In Francia un giornalista o un conduttore di programmi in TV non può invitare i propri telespettatori a seguire il canale o il programma su Twitter o Facebook perché questo costituisce, per la legge, pubblicità nascosta.

Secondo l’articolo 9 del decreto n°92-280 del 27 marzo 1992 e successive modifiche, “costituisce pubblicità nascosta la presentazione verbale o visuale di merci, servizi, del nome, della marca o di attività di un produttore di merci o di un prestatore di servizi quando questa presentazione è fatta a scopo pubblicitario“.

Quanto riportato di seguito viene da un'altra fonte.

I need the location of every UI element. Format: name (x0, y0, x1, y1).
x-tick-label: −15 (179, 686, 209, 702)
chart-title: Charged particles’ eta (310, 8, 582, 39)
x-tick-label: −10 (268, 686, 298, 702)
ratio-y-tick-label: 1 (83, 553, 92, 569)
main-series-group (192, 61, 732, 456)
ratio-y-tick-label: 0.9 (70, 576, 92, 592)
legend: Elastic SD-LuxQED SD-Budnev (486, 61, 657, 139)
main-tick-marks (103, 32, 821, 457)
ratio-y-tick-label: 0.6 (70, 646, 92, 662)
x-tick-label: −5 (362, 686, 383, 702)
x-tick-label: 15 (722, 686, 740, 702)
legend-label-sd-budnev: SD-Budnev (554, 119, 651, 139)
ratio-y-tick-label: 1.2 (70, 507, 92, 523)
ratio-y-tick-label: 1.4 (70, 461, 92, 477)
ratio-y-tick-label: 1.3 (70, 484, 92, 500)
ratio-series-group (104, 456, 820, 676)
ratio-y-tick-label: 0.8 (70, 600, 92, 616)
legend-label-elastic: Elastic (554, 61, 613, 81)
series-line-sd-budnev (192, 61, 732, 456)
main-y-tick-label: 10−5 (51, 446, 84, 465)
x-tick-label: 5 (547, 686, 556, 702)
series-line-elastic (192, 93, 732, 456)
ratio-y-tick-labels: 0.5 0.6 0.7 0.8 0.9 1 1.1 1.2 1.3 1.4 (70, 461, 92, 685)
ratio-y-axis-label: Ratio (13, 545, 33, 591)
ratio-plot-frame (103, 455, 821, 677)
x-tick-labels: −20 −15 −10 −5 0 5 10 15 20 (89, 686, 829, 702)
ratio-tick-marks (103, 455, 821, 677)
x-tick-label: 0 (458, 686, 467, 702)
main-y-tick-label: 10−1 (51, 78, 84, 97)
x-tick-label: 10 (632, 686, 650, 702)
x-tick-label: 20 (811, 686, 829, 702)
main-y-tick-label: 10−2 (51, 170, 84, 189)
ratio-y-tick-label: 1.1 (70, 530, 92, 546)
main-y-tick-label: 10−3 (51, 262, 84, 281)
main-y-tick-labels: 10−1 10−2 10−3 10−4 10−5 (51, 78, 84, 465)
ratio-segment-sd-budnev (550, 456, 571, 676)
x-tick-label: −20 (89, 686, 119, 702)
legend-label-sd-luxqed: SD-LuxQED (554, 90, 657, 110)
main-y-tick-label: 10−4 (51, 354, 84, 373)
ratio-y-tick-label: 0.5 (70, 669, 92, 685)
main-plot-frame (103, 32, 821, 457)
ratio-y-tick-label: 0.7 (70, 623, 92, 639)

Secondo il legislatore, quindi, il conduttore di telegiornale che invita gli spettatori a seguire su twitter la testata per ulteriori aggiornamenti fa pubblicità nascosta a Twitter. Se Twitter (o Facebook) è oggetto di notizia allora il giornalista potrà nominarlo, altrimenti violerà la legge che regolamenta la pubblicità.
No, non è uno scherzo. Non è chiaro cosa abbia spinto il legislatore francese a imporre una regola così ridicola. Di certo il web francese non è stato a guardare e diverse voci critiche si sono levate per contestare la decisione del Conseil Supérieur de l’Audiovisuel.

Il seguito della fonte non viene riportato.